Here’s what I knew (or thought I did): Real life is nothing like language class (true). The best way to learn a language is to date someone who speaks it (undecided). Failing that, just chatting with strangers at your local Kneipe will get you there (false).

Most of the German I learned that summer I learned in class. I never did get good at chatting with strangers in bars. In retrospect, that shouldn’t have been a surprise—I haven’t mastered the art of the bar chat in English, either.

Berlin. Photo credit: Kate Hardin

A few years later, I returned to Berlin for a master’s in European languages. As before, I came with high hopes. This time around, I’d have more time—years!—for learning German. This time around, I’d do all the right things. I’d be a social butterfly. I’d join clubs. If a fellow North American tried to make friends with me, I would run in the other direction.

In some ways, it worked out. All my new friends spoke German, the language of our classes as well as our cohort Stammtisch. But with those I knew well enough to visit at home (including, it must be said, several North Americans), it was English–or sometimes Russian–that dominated, with a smattering of other languages depending on who was around. Speaking German in more intimate settings felt wrong, so we usually didn’t.

Outside my program it was hard to meet locals. I joined clubs, played sports, went to concerts. The people were never unwelcoming, but always distant. Invariably, I felt stuck at the margins, like all I could do was peer through the windows at the interactions of more established (and more local) members. I tried the other extreme and went to language-learning clubs, but they were catering to the massive influx of mostly-techno-DJs who were just beginning to learn. That wasn’t my speed, either.

Over time, I started to feel guilty whenever I watched a movie in my dorm instead of—what? I didn’t even have a clear concept of what I should be doing, but I was sure there was something. I forbade myself from reading in English, thinking that this would motivate me to read in German. Instead, it just stopped me from reading. I felt guilty for hanging out with my English-speaking friends, even though they were an essential source of joy, an antidote to the isolation and stress of being an international grad student.

From here, my mind made some logical leaps:

  1. I should be doing more to learn German.
  2. If I did those things, I would be better at German than I am.
  3. Therefore, I am not good enough at German.

Just before I finished my program, my childhood friend came to visit. One day, we went to buy train tickets. It was a relatively simple interaction, but an unfamiliar one, and as it went on, I grew increasingly flustered. Once we left the counter, hard-won tickets in hand, my friend asked me, “Do you realize that in public you talk so fast and so quietly that no human could possibly understand you?” I hadn’t realized. I’d thought that my words just weren’t making sense. 

Berlin.
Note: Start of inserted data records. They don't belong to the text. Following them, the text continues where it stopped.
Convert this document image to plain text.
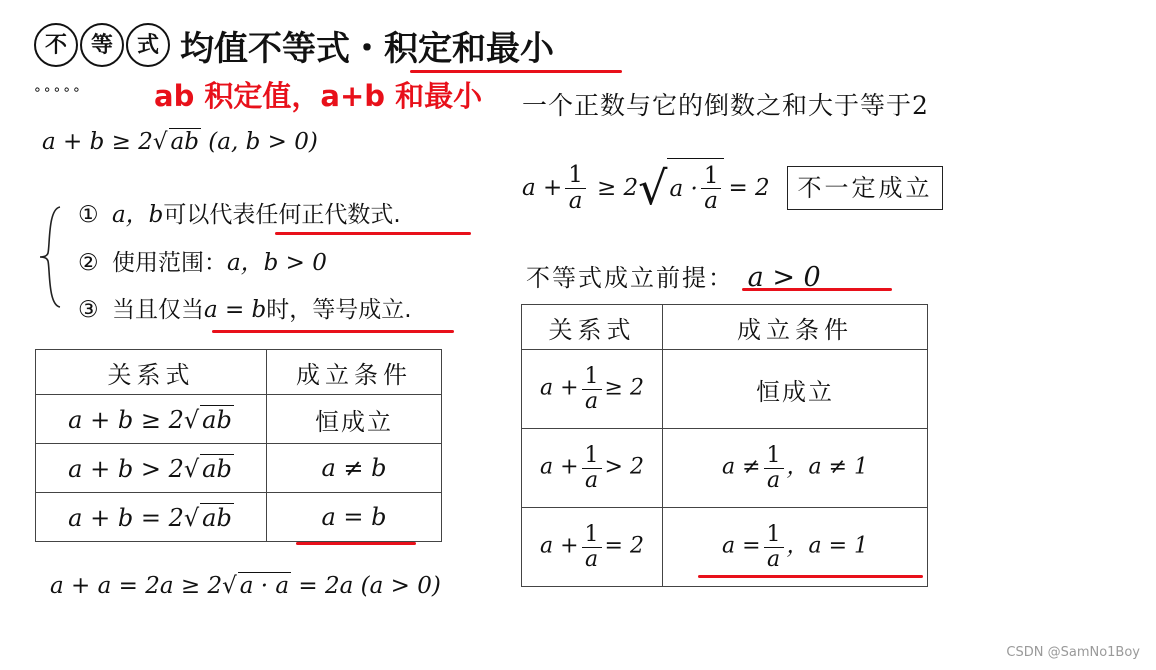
不	等	式 均值不等式・ 积定和最小
∘∘∘∘∘ ab 积定值，a+b 和最小
a + b ≥ 2√ ab (a, b > 0)
① a，b可以代表任何正代数式.
② 使用范围：a，b > 0
③ 当且仅当a = b时，等号成立.
关系式	成立条件
a + b ≥ 2√ ab	恒成立
a + b > 2√ ab	a ≠ b
a + b = 2√ ab	a = b
a + a = 2a ≥ 2√ a · a = 2a (a > 0)
一个正数与它的倒数之和大于等于2
$a + \frac{1}{a} \ge 2$ √ $a \cdot \frac{1}{a} = 2$	不一定成立
不等式成立前提： a > 0
关系式	成立条件
$a + \frac{1}{a} \ge 2$	恒成立
$a + \frac{1}{a} > 2$	$a \ne \frac{1}{a}$ ，a ≠ 1
$a + \frac{1}{a} = 2$	$a = \frac{1}{a}$ ，a = 1
CSDN @SamNo1Boy
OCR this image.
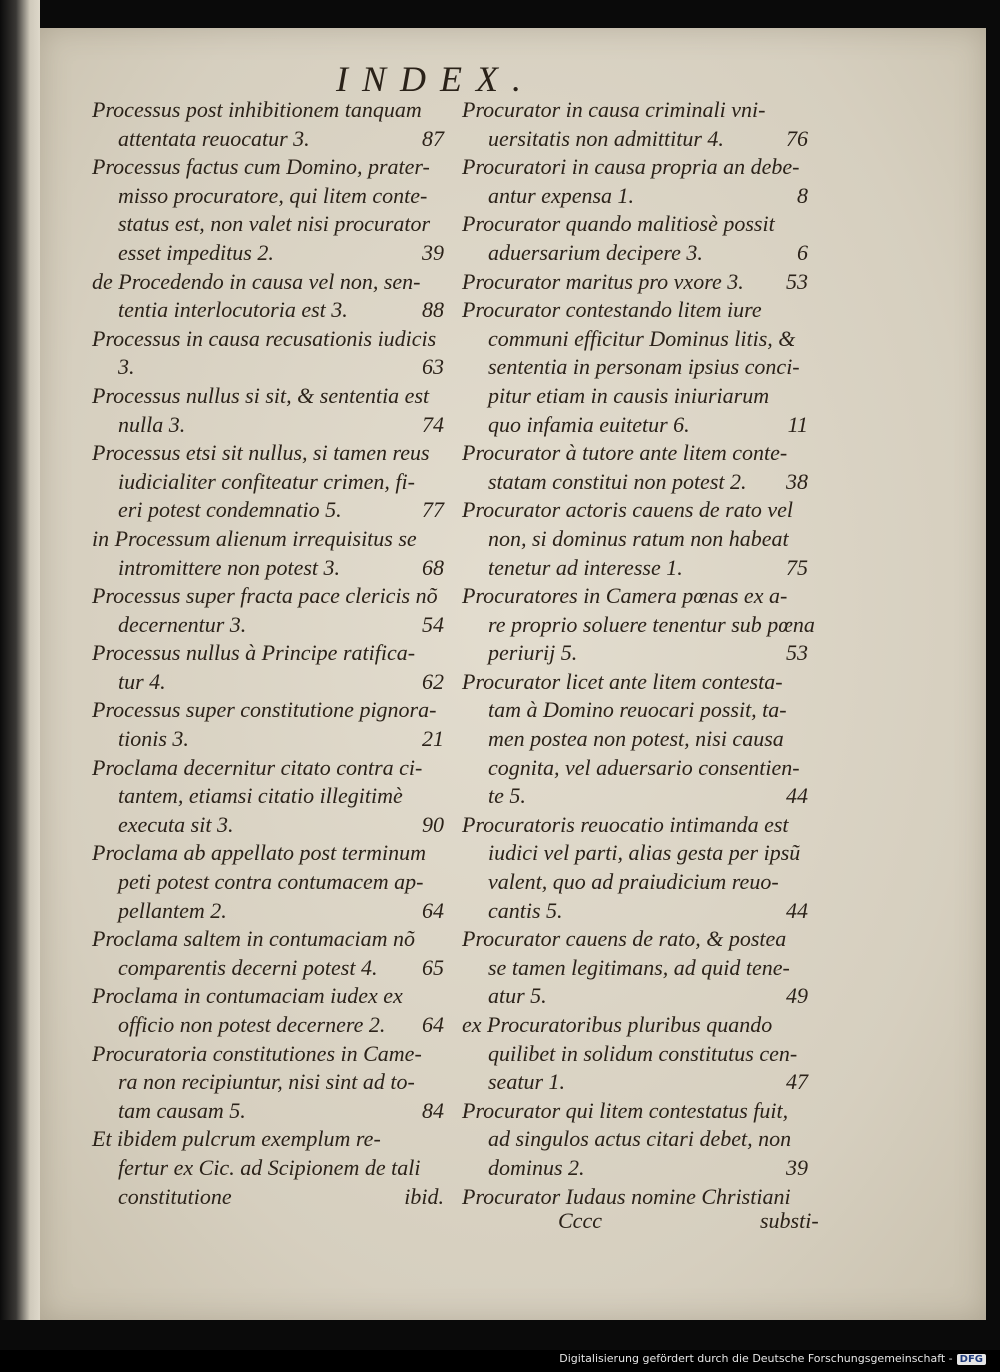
INDEX.
Processus post inhibitionem tanquam
87
attentata reuocatur 3.
Processus factus cum Domino, prater-
misso procuratore, qui litem conte-
status est, non valet nisi procurator
39
esset impeditus 2.
de Procedendo in causa vel non, sen-
88
tentia interlocutoria est 3.
Processus in causa recusationis iudicis
63
3.
Processus nullus si sit, & sententia est
74
nulla 3.
Processus etsi sit nullus, si tamen reus
iudicialiter confiteatur crimen, fi-
77
eri potest condemnatio 5.
in Processum alienum irrequisitus se
68
intromittere non potest 3.
Processus super fracta pace clericis nõ
54
decernentur 3.
Processus nullus à Principe ratifica-
62
tur 4.
Processus super constitutione pignora-
21
tionis 3.
Proclama decernitur citato contra ci-
tantem, etiamsi citatio illegitimè
90
executa sit 3.
Proclama ab appellato post terminum
peti potest contra contumacem ap-
64
pellantem 2.
Proclama saltem in contumaciam nõ
65
comparentis decerni potest 4.
Proclama in contumaciam iudex ex
64
officio non potest decernere 2.
Procuratoria constitutiones in Came-
ra non recipiuntur, nisi sint ad to-
84
tam causam 5.
Et ibidem pulcrum exemplum re-
fertur ex Cic. ad Scipionem de tali
ibid.
constitutione
Procurator in causa criminali vni-
76
uersitatis non admittitur 4.
Procuratori in causa propria an debe-
8
antur expensa 1.
Procurator quando malitiosè possit
6
aduersarium decipere 3.
53
Procurator maritus pro vxore 3.
Procurator contestando litem iure
communi efficitur Dominus litis, &
sententia in personam ipsius conci-
pitur etiam in causis iniuriarum
11
quo infamia euitetur 6.
Procurator à tutore ante litem conte-
38
statam constitui non potest 2.
Procurator actoris cauens de rato vel
non, si dominus ratum non habeat
75
tenetur ad interesse 1.
Procuratores in Camera pœnas ex a-
re proprio soluere tenentur sub pœna
53
periurij 5.
Procurator licet ante litem contesta-
tam à Domino reuocari possit, ta-
men postea non potest, nisi causa
cognita, vel aduersario consentien-
44
te 5.
Procuratoris reuocatio intimanda est
iudici vel parti, alias gesta per ipsũ
valent, quo ad praiudicium reuo-
44
cantis 5.
Procurator cauens de rato, & postea
se tamen legitimans, ad quid tene-
49
atur 5.
ex Procuratoribus pluribus quando
quilibet in solidum constitutus cen-
47
seatur 1.
Procurator qui litem contestatus fuit,
ad singulos actus citari debet, non
39
dominus 2.
Procurator Iudaus nomine Christiani
Cccc	substi-
Digitalisierung gefördert durch die Deutsche Forschungsgemeinschaft - DFG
Photo credit: Kate Hardin

I lived in Berlin for two years (*not* two years ago!), and despite successfully completing my program, navigating the infamous German bureaucracy, and making many friends, I never did shake the sense that I was failing in some way. I hear something similar from many of my friends who are newcomers to Quebec. While press coverage may sometimes say otherwise, my experience suggests that many of them want to learn French, have tried to learn French, and struggle to grasp why they just can’t seem to.
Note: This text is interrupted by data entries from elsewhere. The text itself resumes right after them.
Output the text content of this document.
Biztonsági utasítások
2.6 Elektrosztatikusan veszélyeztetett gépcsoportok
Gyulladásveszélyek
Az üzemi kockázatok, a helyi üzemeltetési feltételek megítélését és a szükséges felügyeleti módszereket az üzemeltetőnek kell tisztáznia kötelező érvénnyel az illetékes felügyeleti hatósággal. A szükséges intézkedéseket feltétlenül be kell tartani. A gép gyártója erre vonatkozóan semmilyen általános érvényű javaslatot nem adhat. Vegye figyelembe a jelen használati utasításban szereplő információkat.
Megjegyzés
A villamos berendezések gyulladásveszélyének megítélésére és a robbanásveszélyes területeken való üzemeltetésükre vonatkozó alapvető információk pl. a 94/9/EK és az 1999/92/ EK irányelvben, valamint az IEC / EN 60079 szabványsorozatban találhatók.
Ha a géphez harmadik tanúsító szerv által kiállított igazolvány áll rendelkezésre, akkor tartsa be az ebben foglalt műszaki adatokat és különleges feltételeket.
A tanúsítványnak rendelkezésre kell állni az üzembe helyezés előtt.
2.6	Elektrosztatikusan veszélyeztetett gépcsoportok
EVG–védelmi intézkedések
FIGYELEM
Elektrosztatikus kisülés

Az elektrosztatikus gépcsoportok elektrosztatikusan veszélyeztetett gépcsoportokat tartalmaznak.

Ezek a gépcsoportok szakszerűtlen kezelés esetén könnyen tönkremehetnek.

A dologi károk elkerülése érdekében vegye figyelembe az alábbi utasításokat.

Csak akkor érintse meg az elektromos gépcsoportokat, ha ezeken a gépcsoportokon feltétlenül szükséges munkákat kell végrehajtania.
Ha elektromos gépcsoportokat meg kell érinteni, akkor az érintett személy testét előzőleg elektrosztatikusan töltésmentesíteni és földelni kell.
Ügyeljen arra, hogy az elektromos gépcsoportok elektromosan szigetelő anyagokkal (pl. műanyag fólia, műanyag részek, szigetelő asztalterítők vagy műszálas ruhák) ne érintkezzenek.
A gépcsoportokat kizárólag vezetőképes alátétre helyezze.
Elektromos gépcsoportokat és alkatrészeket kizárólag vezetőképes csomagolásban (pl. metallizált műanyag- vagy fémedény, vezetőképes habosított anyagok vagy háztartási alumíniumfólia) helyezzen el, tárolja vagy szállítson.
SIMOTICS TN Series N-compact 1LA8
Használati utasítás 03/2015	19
Once I returned to the US and started teaching English, I would see echoes of this in my students¾especially when it was their turn for a formative assessment. “Ay, teacher,” they’d say as they slipped through the door of the testing room. “I was never good in school.” “I’m too stupid to learn English.” “I’ve already tried everything.” If they seemed interested, I would talk through their learning approaches and offer ideas where I could. But most of all I tried to convince them that they weren’t the problem—that there were structural barriers that were preventing them from improving.

Back in Quebec, Paquet and Levasseur (2019) describe how even higher-level speakers of French as an additional language may “have used French for years without necessarily being recognized as legitimate, authentic, or even competent speakers” (380). Their participants described a sense of responsibility, even guilt, for “not doing enough,” even though the authors found that their lack of language learning opportunities was not a personal failing, but was produced by the society around them.

Case in point: the Montreal switch, the tendency of Montreal natives to change to English during an interaction that began in French. It’s an everyday frustration for French learners, for whom the post-conversation reflection (“What did I do wrong? What tipped them off?”) becomes a kind of ritual. People insist that the switch is just an indication of their desire to be accommodating, to ensure a smooth interaction (incidentally, this isn’t all that different from defenses of the berliner Schnauze). But that’s not how it feels. Getting switched on feels like failing a test that no one told me I was taking, and knowing that it might happen affects my language choices. It makes me feel guilty for approaching someone in French if I’m not completely sure what I need to say. It makes me hesitant to use French at all.

 Over the last two years, I’ve refined my understanding of when and why the switch happens. Sometimes I trigger it by stumbling over my words or using the wrong adjective ending. But not every time. In fact, there’s only one thing I do that reliably—and I do mean 100% of the time—causes an otherwise successful French interaction to suddenly switch to English: saying my name. When I order food or make an appointment, I can get through the whole conversation in French without a hitch until the inevitable question:

“Votre prénom?”

“Kate, K-A-T-E.”

“Okay, it’ll be ready in fifteen minutes! See you soon!”

I’ve tested this by going by “Catherine,” even—on the advice of my luthier, “frenchifying” the pronunciation of my surname.

Catherine Hardin [katˈʁɪn arˈdɛ̃] does not get switched on.

Somehow, this knowledge doesn’t alleviate my language anxiety. In fact, it might even make it worse: Now not only is my use of French deemed illegitimate, but this decision is non-negotiable. The Montreal switch sends a clear message: “This is my language, not yours.” With a name like Kate, can it ever be mine?  If not, should I even bother learning? But then, if I stop trying to learn, I will feel—and other people will think—that I should have done more.

When the shopkeeper criticized my partner’s German, we laughed it off as a cultural curiosity. And to some extent, it is—no one can gripe quite like Berliners, whose Meckern is a treasured social practice. But the shopkeeper’s belief that being a local granted him the authority to appraise and gatekeep our language use? That’s all too common, and it has real consequences. It puts language learners in an impossible situation, blaming them for not claiming the language they would never be allowed to claim anyway. Is it any wonder if they feel helpless? 

We’re all predisposed to see failures as individual rather than structural. But blaming individuals for structural barriers is more than disingenuous—it’s harmful.  It’s been a major source of language-learning anxiety for me, for my students, and for my friends. On a more practical note, it informs a sink-or-swim approach to integration that assumes that newcomers are choosing not to learn a new language —choosing precarity, choosing, perhaps, to accept a marginal position in their society. The problem with this should be clear: If you can swim, of course you’ll swim. If you can’t, taking away your life vest isn’t going to help. ”Sink or swim” is a false dichotomy, one that individualizes learners’ struggles and obscures the simple fact that the problem is actually the water.

When you misrecognize structural barriers as personal failings, you can miss opportunities to overcome them. But if you can find a way to pause and take a good look at the water that’s threatening to swallow you up, you just might find a sandbar.

Reference

G. Paquet, R., & Levasseur, C. (2019). When bilingualism isn’t enough: perspectives of new speakers of French on multilingualism in Montreal. Journal of Multilingual and Multicultural Development40(5), 375-391.